It is very helpful to consider how you will spend your money in retirement. A lot of your expenses in retirement, especially services, are priced in Euro and paid for in Euro. However, many expenses depend on global prices like electronics and clothing, and as I'm sure you've noticed recently in Cyprus and the UAE, the strength or weakness of your currency can make a big difference in the price of those goods and on your quality of life.
If you were to go and just invest in a balanced international portfolio like the Vanguard Total World ETF you would have too much foreign currency exposure and if the Euro was particularly strong at retirement, the local goods and services might be relatively too expensive. However, if you hedge all your international portfolio back to Euro like base64 suggests, you could be in a tough spot buying your needed global goods if the Euro is particularly weak. While you could get lucky in either of these scenarios if the Euro moves the right way at the right time, it can be a dangerous thing to bet on.

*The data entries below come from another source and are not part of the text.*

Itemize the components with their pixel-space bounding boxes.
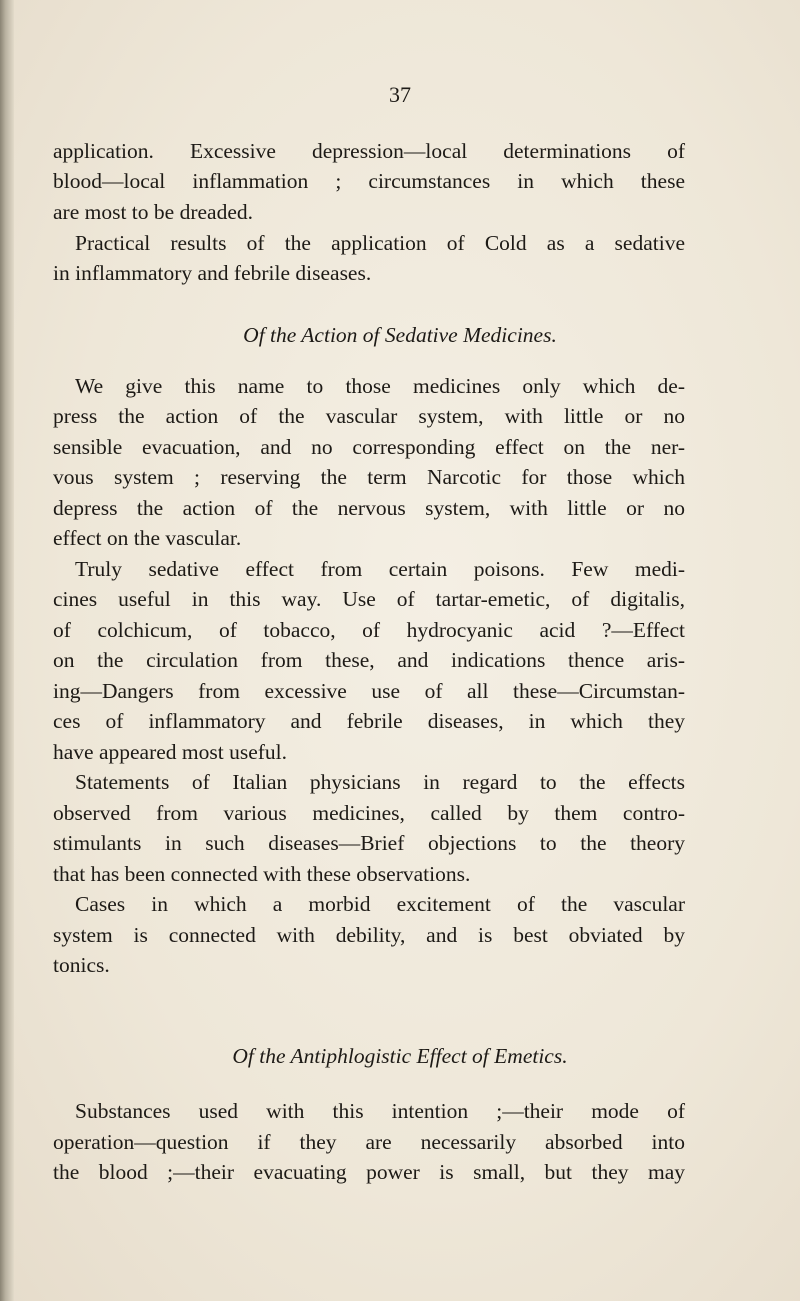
text-line: application. Excessive depression—local determinations of <box>53 139 685 163</box>
text-line: Statements of Italian physicians in regard to the effects <box>75 770 685 794</box>
text-line: are most to be dreaded. <box>53 200 253 224</box>
text-line: have appeared most useful. <box>53 740 288 764</box>
text-line: Substances used with this intention ;—their mode of <box>75 1099 685 1123</box>
text-line: blood—local inflammation ; circumstances in which these <box>53 169 685 193</box>
text-line: observed from various medicines, called by them contro- <box>53 801 685 825</box>
text-line: system is connected with debility, and is best obviated by <box>53 923 685 947</box>
text-line: cines useful in this way. Use of tartar-emetic, of digitalis, <box>53 587 685 611</box>
text-line: Cases in which a morbid excitement of the vascular <box>75 892 685 916</box>
text-line: of colchicum, of tobacco, of hydrocyanic acid ?—Effect <box>53 618 685 642</box>
text-line: in inflammatory and febrile diseases. <box>53 261 372 285</box>
text-line: ing—Dangers from excessive use of all these—Circumstan- <box>53 679 685 703</box>
text-line: depress the action of the nervous system, with little or no <box>53 496 685 520</box>
text-line: ces of inflammatory and febrile diseases, in which they <box>53 709 685 733</box>
text-line: operation—question if they are necessarily absorbed into <box>53 1130 685 1154</box>
section-heading: Of the Antiphlogistic Effect of Emetics. <box>232 1044 568 1068</box>
text-line: tonics. <box>53 953 110 977</box>
page-number: 37 <box>389 82 411 107</box>
text-line: stimulants in such diseases—Brief objections to the theory <box>53 831 685 855</box>
text-line: sensible evacuation, and no corresponding effect on the ner- <box>53 435 685 459</box>
text-line: the blood ;—their evacuating power is small, but they may <box>53 1160 685 1184</box>
section-heading: Of the Action of Sedative Medicines. <box>243 323 557 347</box>
text-line: effect on the vascular. <box>53 526 242 550</box>
text-line: that has been connected with these observations. <box>53 862 471 886</box>
text-line: vous system ; reserving the term Narcotic for those which <box>53 465 685 489</box>
text-line: Truly sedative effect from certain poisons. Few medi- <box>75 557 685 581</box>
text-line: We give this name to those medicines only which de- <box>75 374 685 398</box>
text-line: press the action of the vascular system, with little or no <box>53 404 685 428</box>
text-line: Practical results of the application of Cold as a sedative <box>75 231 685 255</box>
text-line: on the circulation from these, and indications thence aris- <box>53 648 685 672</box>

Your expenses in retirement are almost certainly more balanced than either of the two extremes above, so your portfolio should be balanced as well. Luckily, there are two fairly simple ways to accomplish this that are generally available to a European investor. One is to have a globally diversified portfolio with a bias toward the local currency; while you lose some of the diversification benefits of a fully global portfolio, this is generally very easy to set up and maintain. Also, you could have a more global portfolio but hedge some of the currency risk to your local currency. The best way to do this these days is holding currency hedged ETFs as base64 suggests; just make sure it is only part of your international portfolio. However, this can add more costs to your portfolio.
While I can't give you what percentage in Euro is the best percentage. One thing to keep in mind though as you think about your retirement spending is that both goods and services have been getting more globally priced over time. If you think this will continue to when you retire, as I do, you may want to bias your portfolio to have more foreign currency exposure than someone that would be retiring sooner.
Edit: @base64 Fully-hedged etfs actually add currency risk when compared to Demos' retirement expenses which will not be 100% Euro denominated as he will need to buy a combination of global and local (Euro) goods. My best guess for a portfolio that makes not Demos' portfolio but more important Basement Jaxx's retirement agnostic to currency moves is a globally diversified portfolio either with a tilt toward European stocks or with a small amount of currency hedged international etfs.